A partir dessa percepção foram montadas na UFU duas bancas, com três pessoas cada uma (um técnico, um professor e um aluno) – todos estudiosos e envolvidos em movimentos étnicos e raciais. O candidato tinha que responder a uma única pergunta: “Você já sofreu algum tipo de preconceito racial?”.
Após o primeiro resultado da triagem, não foi possível preencher as vagas reservadas a pardos, negros e indígenas. Por isso, foi preciso uma segunda chamada com o restante das pessoas que se autodeclararam e que tinham condição de ingressar na universidade para passar pela avaliação da comissão, de acordo com Xavier, que após o processo diz ter sido exonerado do posto. “A Lei de Cotas é de 2012. Em cinco anos, nunca fizemos qualquer tipo de verificação. Posso dar garantia de que isso ocorre em todas as universidades federais. A lei não diz como o gestor deve proceder. Por exemplo, o que é pardo? Qual é o critério para determinar que uma pessoa é parda? Se não houver comissão que valide ou não as autodeclarações enquanto a lei estiver em vigor, ela será uma fraude.”
Pesquisadora do programa Ações Afirmativas na Universidade Federal de Minas Gerais UFMG, militante negra e professora na educação básica da rede municipal de Belo Horizonte, Aline Neves Alves afirma que as políticas temporárias, de ações afirmativas, têm o caráter de corrigir desigualdades históricas. “Algo reconhecido em diferentes esferas do Estado e fruto de reivindicações dos movimentos sociais negros do país. A entrada de cotistas, autodeclarados negros e negras, está em curso há alguns anos e já existem experiências e pesquisas a respeito que precisam ser compartilhadas e aprimoradas”, afima.
Entrevista
Armindo Quillici Neto, pró-reitor de Graduação da UFU
‘‘Ninguém foi coagido’’
Considerando que a lei fala somente em autodeclaração para o acesso às cotas, sem exigir ou formular mecanismos de comprovação, a desclassificação de estudantes após avaliação de uma comissão não pode ter a legalidade questionada?
Não é ilegal.

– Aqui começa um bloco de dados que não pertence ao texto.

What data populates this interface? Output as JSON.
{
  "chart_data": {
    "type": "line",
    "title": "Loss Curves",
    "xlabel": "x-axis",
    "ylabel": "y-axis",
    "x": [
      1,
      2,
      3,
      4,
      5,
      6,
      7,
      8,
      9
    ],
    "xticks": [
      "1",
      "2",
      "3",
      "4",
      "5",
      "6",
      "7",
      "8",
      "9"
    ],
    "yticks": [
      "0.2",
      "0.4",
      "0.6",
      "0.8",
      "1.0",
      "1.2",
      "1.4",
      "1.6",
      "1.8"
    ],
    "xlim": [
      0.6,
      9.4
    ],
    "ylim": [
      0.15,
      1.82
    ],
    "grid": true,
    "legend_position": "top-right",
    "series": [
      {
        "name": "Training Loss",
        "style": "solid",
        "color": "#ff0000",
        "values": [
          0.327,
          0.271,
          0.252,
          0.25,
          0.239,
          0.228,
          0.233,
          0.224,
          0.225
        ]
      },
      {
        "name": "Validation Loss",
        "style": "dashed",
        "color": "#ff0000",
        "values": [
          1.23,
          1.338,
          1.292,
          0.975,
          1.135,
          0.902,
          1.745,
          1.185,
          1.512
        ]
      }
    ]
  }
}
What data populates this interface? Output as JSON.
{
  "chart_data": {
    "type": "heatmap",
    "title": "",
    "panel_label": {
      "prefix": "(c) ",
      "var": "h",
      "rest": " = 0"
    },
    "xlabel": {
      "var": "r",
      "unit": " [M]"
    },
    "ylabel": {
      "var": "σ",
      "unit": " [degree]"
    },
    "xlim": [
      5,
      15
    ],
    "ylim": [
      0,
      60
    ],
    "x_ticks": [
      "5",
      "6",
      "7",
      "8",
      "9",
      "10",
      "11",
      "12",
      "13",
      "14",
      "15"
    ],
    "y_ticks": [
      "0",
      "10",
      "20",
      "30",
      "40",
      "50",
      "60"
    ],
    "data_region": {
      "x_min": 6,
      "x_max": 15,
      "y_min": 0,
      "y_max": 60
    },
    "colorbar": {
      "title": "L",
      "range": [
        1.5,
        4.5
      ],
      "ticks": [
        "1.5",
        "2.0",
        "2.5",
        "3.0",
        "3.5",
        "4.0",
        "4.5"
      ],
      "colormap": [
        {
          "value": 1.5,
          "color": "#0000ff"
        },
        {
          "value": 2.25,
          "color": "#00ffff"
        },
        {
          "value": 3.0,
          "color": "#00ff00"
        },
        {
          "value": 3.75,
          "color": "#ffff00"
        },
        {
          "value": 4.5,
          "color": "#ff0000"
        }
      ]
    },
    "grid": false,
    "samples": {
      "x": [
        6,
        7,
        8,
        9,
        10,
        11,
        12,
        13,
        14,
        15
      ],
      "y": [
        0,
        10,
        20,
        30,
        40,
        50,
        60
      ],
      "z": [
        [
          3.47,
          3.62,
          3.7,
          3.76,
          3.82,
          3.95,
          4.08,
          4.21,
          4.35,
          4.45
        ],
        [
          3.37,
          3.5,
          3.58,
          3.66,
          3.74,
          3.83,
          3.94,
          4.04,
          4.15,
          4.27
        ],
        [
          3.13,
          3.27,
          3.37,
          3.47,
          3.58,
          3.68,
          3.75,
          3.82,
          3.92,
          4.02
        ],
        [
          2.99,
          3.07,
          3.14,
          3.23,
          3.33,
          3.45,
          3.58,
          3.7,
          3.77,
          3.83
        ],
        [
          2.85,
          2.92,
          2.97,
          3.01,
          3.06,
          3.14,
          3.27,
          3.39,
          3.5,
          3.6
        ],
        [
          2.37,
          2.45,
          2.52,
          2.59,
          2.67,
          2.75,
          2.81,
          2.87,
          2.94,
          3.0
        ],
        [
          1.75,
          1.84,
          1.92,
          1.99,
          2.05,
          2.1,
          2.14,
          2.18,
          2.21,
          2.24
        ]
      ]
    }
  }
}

As entrevistas tiveram acompanhamento do Ministério Público Federal, que já as reivindicava da UFU.
Foram chamados outros alunos para ocupar essas vagas ou elas estão ociosas?
Houve uma mudança de vagas entre as modalidades, especialmente de outras modalidades para as cotas.
A comissão teve o aval da Reitoria?
Sim, teve autorização.
A universidade pensa em reverter essas situações e confirmar a matrícula desses alunos?
Não, o assunto já está encerrado e as pessoas que não ficaram satisfeitas devem recorrer judicialmente.